52:36 worth of new interviews covering the production through the eyes of it's Italian born leading lady Pastorino (AKA Maura Monti) who discusses how she was raised in the UK (Tunbridge Wells!), followed by her move to Mexico. Her life as a model, her mother's influence, her work in Mexican films and on television, working with and befriending Cantinflas (he have her away at her wedding to director Gilberto Gazcón), working with producer Guillermo Calderón, director René Cardona sr., actors Boris Karloff, Jorge Rivero, Isela Vega and others. Interestingly she liked doing stunts, although she didn't do the wrestling. Her post acting career involvement with Centro Cultural de Chiapas Jaime Sabines which cultivated writers is also covered.

The other two interviews cover Mexican genre culture and how it sits in the historical and sociopolitical times in which it was created. The first covers the origins of Luchador cinema are covered, their links to comic books (also fotonovelas, using photomontage) and the wrestling profession etc, the influence of Fleming's Bond books (and later the films) on Mexican cinema (the Alex Dimano comics, books and films) and Alejandro Jodorowsky's influence (Anibal 5). The final segment concentrates more on the fantastique and the connections The Bat Woman had to Batman and the use of monsters in these films and also the Mexican gothic horror cinema (some of which have already been released by Powerhouse Films in treasured editions). All three are presented in 1080p24 1.78:1 with lossy Spanish Dolby Digital 2.0 (48kHz, 112Kbps) with optional English subtitles.

Theatrical Trailer (3:06)

Vintage promo presented in 1080p24 1.66:1 with

The Bat Woman Image Gallery: Original Promotional Material (83 images)

Chunky HD image gallery with plenty to savour.

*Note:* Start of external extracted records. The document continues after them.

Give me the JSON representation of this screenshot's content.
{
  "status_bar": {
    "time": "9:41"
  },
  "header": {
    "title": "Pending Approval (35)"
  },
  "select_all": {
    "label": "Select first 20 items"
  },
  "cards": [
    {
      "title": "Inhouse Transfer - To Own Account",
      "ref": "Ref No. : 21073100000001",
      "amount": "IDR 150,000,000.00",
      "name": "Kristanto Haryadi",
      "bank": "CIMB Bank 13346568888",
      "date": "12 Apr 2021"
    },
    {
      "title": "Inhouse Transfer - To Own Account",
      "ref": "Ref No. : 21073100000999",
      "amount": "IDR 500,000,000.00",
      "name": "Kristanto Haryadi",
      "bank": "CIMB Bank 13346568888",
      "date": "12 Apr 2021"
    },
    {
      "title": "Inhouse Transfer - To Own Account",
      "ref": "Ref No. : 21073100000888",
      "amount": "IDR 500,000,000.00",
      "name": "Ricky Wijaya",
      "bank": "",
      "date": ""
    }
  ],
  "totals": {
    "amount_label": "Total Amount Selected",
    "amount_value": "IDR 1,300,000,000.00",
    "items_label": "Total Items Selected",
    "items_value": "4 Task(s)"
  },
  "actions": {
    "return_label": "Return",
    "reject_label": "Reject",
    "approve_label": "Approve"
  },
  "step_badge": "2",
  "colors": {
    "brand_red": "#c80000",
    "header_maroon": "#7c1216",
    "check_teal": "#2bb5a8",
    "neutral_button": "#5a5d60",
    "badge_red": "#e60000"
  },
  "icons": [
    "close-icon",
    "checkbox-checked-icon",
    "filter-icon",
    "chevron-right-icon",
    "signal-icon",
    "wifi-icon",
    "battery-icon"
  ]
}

80-page liner notes book with a new essay by Dolores Tierney, archival essays by Doyle Greene and Andrew Coe, archival interviews with Maura Monti and full film credits

Another masterful hardcopy companion offering much contex to the enjoyment of the film.


Not sent for review.


One of the better Luchador-Superhero comic fantasies I've seen, this is a goofy, silly good time even if it ain't gonna win any awards. Image and sound are very strong with plenty of fabulous extras. These Mexican restorations are very good indeed and fans can consider this one as essential as the others. Highly recommended. Overall rating is 'A-'.